If nothing else, this ambitious attempt to resuscitate one of rock's greatest lost masterpieces is noteworthy for the fact that it was made with the blessing and participation of both Brian Wilson and the surviving Beach Boys alone. Symphony to God or otherwise, the idea of these two often warring parties meeting anywhere but a courtroom has to be seen as nothing short of an act of the Almighty Himself.
On the two disc deluxe version (there is, naturally, also a larger boxed set), you get the album in its intended sequence, in pieces put together from the original sessions. Yet, while the actual SMiLE album was never officially completed, there is nothing unfinished sounding about what you get here.

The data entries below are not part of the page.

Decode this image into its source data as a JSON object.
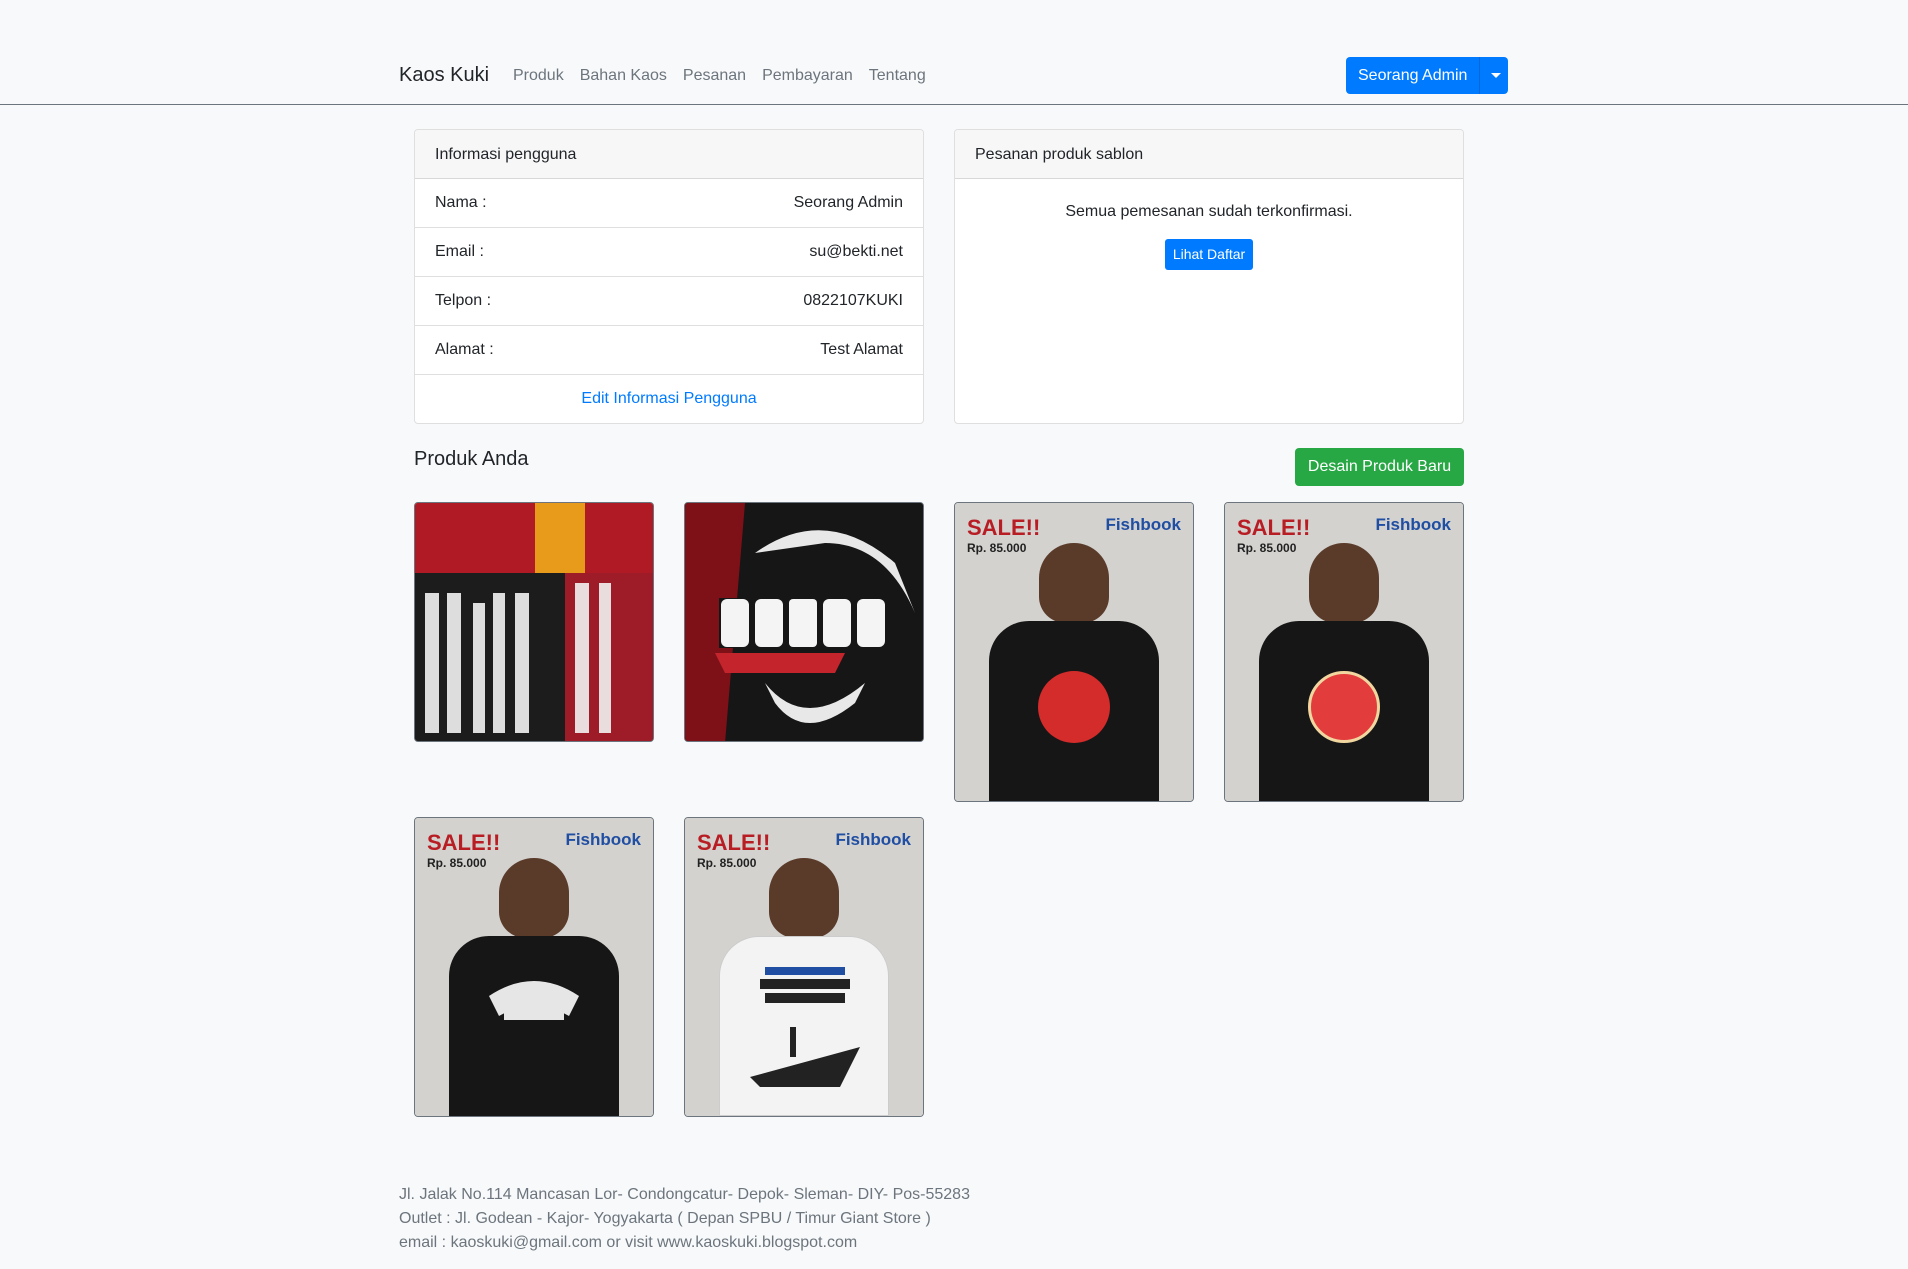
{
  "navbar": {
    "brand": "Kaos Kuki",
    "links": [
      "Produk",
      "Bahan Kaos",
      "Pesanan",
      "Pembayaran",
      "Tentang"
    ],
    "user_button": "Seorang Admin"
  },
  "user_info": {
    "header": "Informasi pengguna",
    "rows": [
      {
        "label": "Nama :",
        "value": "Seorang Admin"
      },
      {
        "label": "Email :",
        "value": "su@bekti.net"
      },
      {
        "label": "Telpon :",
        "value": "0822107KUKI"
      },
      {
        "label": "Alamat :",
        "value": "Test Alamat"
      }
    ],
    "edit_link": "Edit Informasi Pengguna"
  },
  "orders": {
    "header": "Pesanan produk sablon",
    "message": "Semua pemesanan sudah terkonfirmasi.",
    "button": "Lihat Daftar"
  },
  "products": {
    "title": "Produk Anda",
    "new_button": "Desain Produk Baru",
    "items": [
      {
        "kind": "photo-wisdom"
      },
      {
        "kind": "photo-gubug"
      },
      {
        "kind": "sale",
        "sale": "SALE!!",
        "price": "Rp. 85.000",
        "brand": "Fishbook",
        "shirt": "black",
        "print": "red"
      },
      {
        "kind": "sale",
        "sale": "SALE!!",
        "price": "Rp. 85.000",
        "brand": "Fishbook",
        "shirt": "black",
        "print": "red"
      },
      {
        "kind": "sale",
        "sale": "SALE!!",
        "price": "Rp. 85.000",
        "brand": "Fishbook",
        "shirt": "black",
        "print": "white"
      },
      {
        "kind": "sale",
        "sale": "SALE!!",
        "price": "Rp. 85.000",
        "brand": "Fishbook",
        "shirt": "white",
        "print": "dark"
      }
    ]
  },
  "footer": {
    "lines": [
      "Jl. Jalak No.114 Mancasan Lor- Condongcatur- Depok- Sleman- DIY- Pos-55283",
      "Outlet : Jl. Godean - Kajor- Yogyakarta ( Depan SPBU / Timur Giant Store )",
      "email : kaoskuki@gmail.com or visit www.kaoskuki.blogspot.com"
    ]
  },
  "colors": {
    "primary": "#007bff",
    "success": "#28a745",
    "background": "#f8f9fa",
    "muted": "#6c757d"
  }
}
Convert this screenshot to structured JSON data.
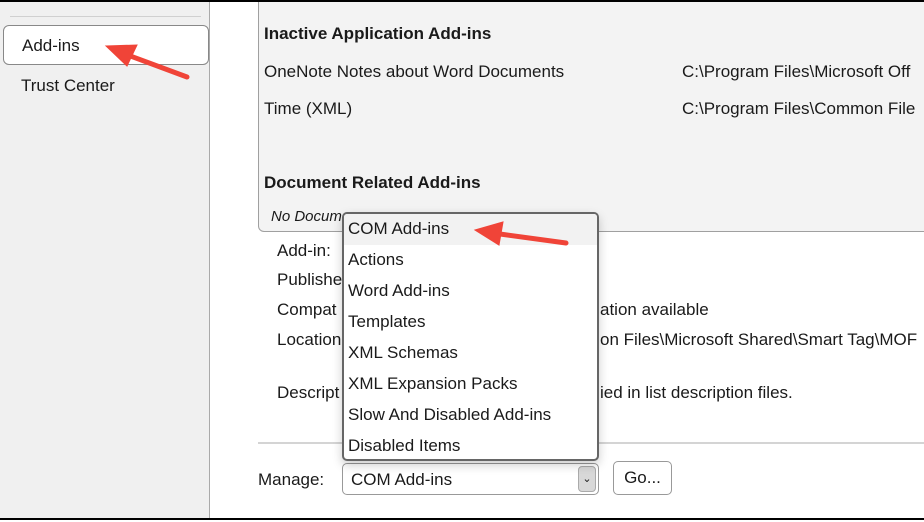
{
  "sidebar": {
    "items": [
      {
        "label": "Add-ins",
        "selected": true
      },
      {
        "label": "Trust Center"
      }
    ]
  },
  "list": {
    "inactive_header": "Inactive Application Add-ins",
    "inactive": [
      {
        "name": "OneNote Notes about Word Documents",
        "location": "C:\\Program Files\\Microsoft Off"
      },
      {
        "name": "Time (XML)",
        "location": "C:\\Program Files\\Common File"
      }
    ],
    "document_header": "Document Related Add-ins",
    "document_empty": "No Docum"
  },
  "details": {
    "addin_label": "Add-in:",
    "publisher_label": "Publishe",
    "compat_label": "Compat",
    "compat_value": "ation available",
    "location_label": "Location",
    "location_value": "on Files\\Microsoft Shared\\Smart Tag\\MOF",
    "description_label": "Descript",
    "description_value": "ied in list description files."
  },
  "manage": {
    "label": "Manage:",
    "selected": "COM Add-ins",
    "go_label": "Go...",
    "options": [
      "COM Add-ins",
      "Actions",
      "Word Add-ins",
      "Templates",
      "XML Schemas",
      "XML Expansion Packs",
      "Slow And Disabled Add-ins",
      "Disabled Items"
    ]
  },
  "colors": {
    "annotation": "#f04438"
  }
}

The multiple layers of strings and voices that Wilson heard in his head, methodically pieced together as they were, sound as complete here as on the 2004 solo version recorded using modern technology. But if anything, the mix here is a lot warmer sounding. This is especially evident on songs like "Do You Like Worms (Plymouth Rock)" and of course "Good Vibrations." As good as the young cats in Wilson's 2004 band sounded, there is simply no substitute for the multi-tracked vocals of the original Beach Boys in all their sixties prime.
But mostly, finally hearing the multiple layered vision Brian Wilson must have originally imagined come to life is just astounding. The genius of songs like "Cabin Essence" and "Surfs Up" is something he has rarely achieved since (although he came close on the self-titled Brian Wilson solo album with both "Love And Mercy" and the "Rio Grande" suite).